Per-benchmark methodology lives in 04-benchmarks.md in the public repo.

Category-defining benchmarks

A separate workstream for benchmarks intended to set norms for the whole memory-tools category. The three v1 metrics below were specced before any competitor had run them; their methodology is fixed in the public repo. No numbers appear here until measured.

coming this week

DRS: Decision Recall Score

Spec: 05-category-benchmarks.md §2.1

Given a session history containing N documented decisions, the percentage retrieved when later prompts require those decisions to answer correctly. Where every other "memory" benchmark measures verbatim recall, DRS measures whether the tool actually surfaces the decisions a developer is paid to apply.

Why it matters: the practical thing a developer needs from session-to-session memory is to be reminded of the decisions they made last time, not the prose they typed. DRS is the metric closest to that. Grader is a deterministic answer key per decision (required concepts, forbidden concepts, acceptable synonyms), not a substance-judgement; the score is reproducible.

Sample size: n = 30 per tool. CI reported on every published score.

coming this week

PPLT: Pre-Prompt Latency Tax

Spec: 05-category-benchmarks.md §2.2

The additional time-to-first-token a memory tool imposes on a prompt, measured against a no-memory baseline. Defined as PPLT_ms = TTFT_with_tool_ms - TTFT_baseline_ms. Lower is better. The metric explicitly reports sub-components (hook_time_ms, retrieval_time_ms, model_ttft_ms) so a fast hook + slow storage cannot hide behind the combined number.

Why it matters: every existing memory comparison benchmarks accuracy or storage size. PPLT is the latency-of-knowing metric, the right one for interactive coding tools where each prompt-response cycle is a foreground activity.

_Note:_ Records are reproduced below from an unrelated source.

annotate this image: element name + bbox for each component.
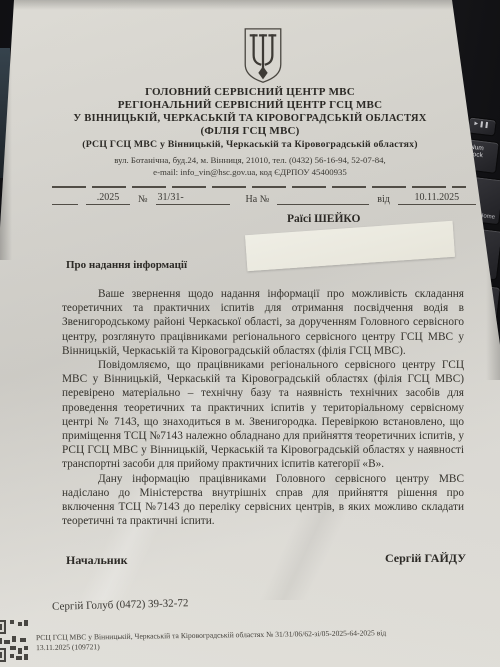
letter-body: Ваше звернення щодо надання інформації п…	[62, 287, 464, 528]
org-email-edrpou: e-mail: info_vin@hsc.gov.ua, код ЄДРПОУ …	[28, 167, 472, 179]
media-key: ►❚❚	[467, 116, 497, 136]
org-contact-block: вул. Ботанічна, буд.24, м. Вінниця, 2101…	[28, 155, 472, 178]
outgoing-number-field: 31/31-	[156, 192, 230, 205]
year-field: .2025	[86, 192, 130, 205]
org-name-line5: (РСЦ ГСЦ МВС у Вінницькій, Черкаській та…	[28, 138, 472, 151]
number-label: №	[138, 194, 148, 205]
registration-footer: РСЦ ГСЦ МВС у Вінницькій, Черкаській та …	[36, 627, 480, 652]
reply-number-label: На №	[246, 194, 270, 205]
org-address: вул. Ботанічна, буд.24, м. Вінниця, 2101…	[28, 155, 472, 167]
paragraph-3: Дану інформацію працівниками Головного с…	[62, 472, 464, 529]
photo-of-document-on-laptop: ►❚❚ NumLock 7 Home 4 1 ГОЛОВН	[0, 0, 500, 667]
document-date: 10.11.2025	[398, 192, 476, 205]
paper-edge-shadow	[0, 0, 500, 10]
org-name-line2: РЕГІОНАЛЬНИЙ СЕРВІСНИЙ ЦЕНТР ГСЦ МВС	[28, 99, 472, 112]
subject-line: Про надання інформації	[66, 259, 187, 271]
blank-date-field	[52, 192, 78, 205]
qr-code	[0, 620, 30, 662]
recipient-name: Раїсі ШЕЙКО	[287, 213, 360, 225]
letterhead-divider	[52, 186, 466, 188]
letterhead: ГОЛОВНИЙ СЕРВІСНИЙ ЦЕНТР МВС РЕГІОНАЛЬНИ…	[28, 86, 472, 151]
from-date-label: від	[377, 194, 390, 205]
media-key-label: ►❚❚	[473, 120, 490, 129]
reply-number-field	[277, 192, 369, 205]
executor-contact: Сергій Голуб (0472) 39-32-72	[52, 597, 189, 613]
document-paper: ГОЛОВНИЙ СЕРВІСНИЙ ЦЕНТР МВС РЕГІОНАЛЬНИ…	[0, 0, 500, 667]
ukraine-trident-emblem	[242, 27, 284, 85]
org-name-line1: ГОЛОВНИЙ СЕРВІСНИЙ ЦЕНТР МВС	[28, 86, 472, 99]
org-name-line4: (ФІЛІЯ ГСЦ МВС)	[28, 125, 472, 138]
redaction-strip	[245, 221, 455, 271]
signer-position: Начальник	[66, 553, 128, 568]
org-name-line3: У ВІННИЦЬКІЙ, ЧЕРКАСЬКІЙ ТА КІРОВОГРАДСЬ…	[28, 112, 472, 125]
reference-line: .2025№31/31-На №від10.11.2025	[52, 192, 466, 205]
signer-name: Сергій ГАЙДУ	[385, 551, 466, 566]
paragraph-1: Ваше звернення щодо надання інформації п…	[62, 287, 464, 358]
paragraph-2: Повідомляємо, що працівниками регіональн…	[62, 358, 464, 472]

Sample size: n = 100 per tool. p50 / p95 / p99 each reported.

coming this week

MHF: Model Handoff Fidelity

Spec: 05-category-benchmarks.md §2.3

After switching models mid-task (e.g. Opus to Sonnet), the percentage of the prior session's decisions that remain accessible and correctly applied in the next session. Procedure: plan a 20- decision feature in Opus, apply the tool's handoff method, then execute in Sonnet. Grader checks the 20 decisions for correct application in the implementation.

Why it matters: model switching for cost control is now standard developer practice, and no existing benchmark measures handoff quality. MHF defines the metric so the category has a way to score the workflow.

Sample size: n = 10 paired runs per tool.

Full specifications, including TCCT, OV, and CIT (v2, month 1 post-launch): 05-category-benchmarks.md.